In my old writes I've found the following formula, where ${_{}^2}x$ is tetration:
$$\int_0^1 {_{}^2}x \ dx = \sum\limits_{i=1}^\infty \frac {(-1)^{i+1}} {{_{}^2}i} \approx 0.783430511\ldots$$
Now I am interested in series of generalized case of tetration:
$$\int_0^1 {_{}^n}x \ dx = ?$$
Could anybody find out it with an explanation?

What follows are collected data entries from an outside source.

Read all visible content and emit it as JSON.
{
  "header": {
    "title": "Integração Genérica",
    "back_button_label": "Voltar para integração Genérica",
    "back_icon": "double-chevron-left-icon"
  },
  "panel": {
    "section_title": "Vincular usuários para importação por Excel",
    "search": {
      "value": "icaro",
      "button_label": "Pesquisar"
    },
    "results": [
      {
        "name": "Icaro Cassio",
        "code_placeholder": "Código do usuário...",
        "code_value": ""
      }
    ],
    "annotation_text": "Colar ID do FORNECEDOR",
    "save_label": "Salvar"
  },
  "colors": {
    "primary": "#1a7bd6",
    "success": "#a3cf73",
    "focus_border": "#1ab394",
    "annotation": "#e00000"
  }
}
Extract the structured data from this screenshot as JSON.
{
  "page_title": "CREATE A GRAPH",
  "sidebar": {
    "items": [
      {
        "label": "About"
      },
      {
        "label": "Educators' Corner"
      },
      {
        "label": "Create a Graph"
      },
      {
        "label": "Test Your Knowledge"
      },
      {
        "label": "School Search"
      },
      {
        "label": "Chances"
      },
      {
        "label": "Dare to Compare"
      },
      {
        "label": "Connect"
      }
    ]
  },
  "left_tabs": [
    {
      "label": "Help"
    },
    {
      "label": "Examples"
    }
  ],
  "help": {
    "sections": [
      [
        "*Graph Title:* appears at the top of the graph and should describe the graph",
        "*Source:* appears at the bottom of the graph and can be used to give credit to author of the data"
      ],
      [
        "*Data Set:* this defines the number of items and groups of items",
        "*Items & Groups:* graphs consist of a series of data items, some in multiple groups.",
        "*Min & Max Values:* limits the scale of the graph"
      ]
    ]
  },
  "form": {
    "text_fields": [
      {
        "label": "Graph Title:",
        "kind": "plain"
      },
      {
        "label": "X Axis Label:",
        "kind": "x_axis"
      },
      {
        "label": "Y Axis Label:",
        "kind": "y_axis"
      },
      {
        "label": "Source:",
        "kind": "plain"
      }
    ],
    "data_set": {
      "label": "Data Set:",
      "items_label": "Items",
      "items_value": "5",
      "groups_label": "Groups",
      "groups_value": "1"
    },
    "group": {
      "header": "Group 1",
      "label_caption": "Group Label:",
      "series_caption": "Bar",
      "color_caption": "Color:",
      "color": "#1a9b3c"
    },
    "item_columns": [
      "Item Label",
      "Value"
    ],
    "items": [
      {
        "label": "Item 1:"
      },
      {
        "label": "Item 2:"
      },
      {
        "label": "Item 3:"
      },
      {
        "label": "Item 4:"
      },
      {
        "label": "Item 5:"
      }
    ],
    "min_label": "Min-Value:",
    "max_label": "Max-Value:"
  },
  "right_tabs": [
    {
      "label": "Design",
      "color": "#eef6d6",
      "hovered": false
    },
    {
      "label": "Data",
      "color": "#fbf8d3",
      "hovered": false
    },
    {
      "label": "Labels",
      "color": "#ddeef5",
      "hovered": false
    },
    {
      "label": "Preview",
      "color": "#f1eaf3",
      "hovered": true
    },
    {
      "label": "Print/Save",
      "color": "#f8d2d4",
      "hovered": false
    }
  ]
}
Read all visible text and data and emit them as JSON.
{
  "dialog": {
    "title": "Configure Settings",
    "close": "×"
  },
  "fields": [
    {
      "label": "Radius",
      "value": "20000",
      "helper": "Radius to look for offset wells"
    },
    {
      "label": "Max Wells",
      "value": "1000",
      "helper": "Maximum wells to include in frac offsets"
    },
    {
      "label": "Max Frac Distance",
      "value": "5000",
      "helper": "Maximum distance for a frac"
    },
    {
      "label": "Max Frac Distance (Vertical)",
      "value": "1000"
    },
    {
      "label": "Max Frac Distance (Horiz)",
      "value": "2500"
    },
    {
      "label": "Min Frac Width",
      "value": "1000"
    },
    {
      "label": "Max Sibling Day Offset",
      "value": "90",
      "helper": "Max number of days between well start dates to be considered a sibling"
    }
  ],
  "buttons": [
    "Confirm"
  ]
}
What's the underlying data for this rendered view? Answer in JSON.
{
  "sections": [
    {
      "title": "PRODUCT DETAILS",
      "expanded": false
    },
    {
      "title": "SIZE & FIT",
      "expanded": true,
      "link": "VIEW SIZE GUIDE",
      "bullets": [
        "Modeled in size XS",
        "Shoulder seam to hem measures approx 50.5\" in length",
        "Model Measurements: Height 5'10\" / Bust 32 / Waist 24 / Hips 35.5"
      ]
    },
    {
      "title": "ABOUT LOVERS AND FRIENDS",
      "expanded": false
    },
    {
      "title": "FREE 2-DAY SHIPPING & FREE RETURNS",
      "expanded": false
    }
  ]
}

Let $n \in \mathbb{Z}^+$, $x>0$ and
$$a_{n,k}= \begin{cases} 1 & \quad \text{if $k=0$}\\ \dfrac{1}{k!} & \quad \text{if $n=1$}\\ \displaystyle \frac{1}{k}\sum_{j=1}^k ja_{n,k-j}a_{n-1,j-1} & \quad \text{otherwise.}\\ \end{cases} $$
Then
$$ \int {}^n x\, dx= \sum_{k=0}^n \frac{(-1)^k (k+1)^{k-1}\Gamma(k+1, -\log x)}{k!} + \sum_{k=n+1}^\infty (-1)^k a_{n,k} \Gamma(k+1, -\log x) + C. $$
Source: I.N. Galidakis, On an Application of Lambert’s W Function to Infinite Exponentials, Corollary 10.9.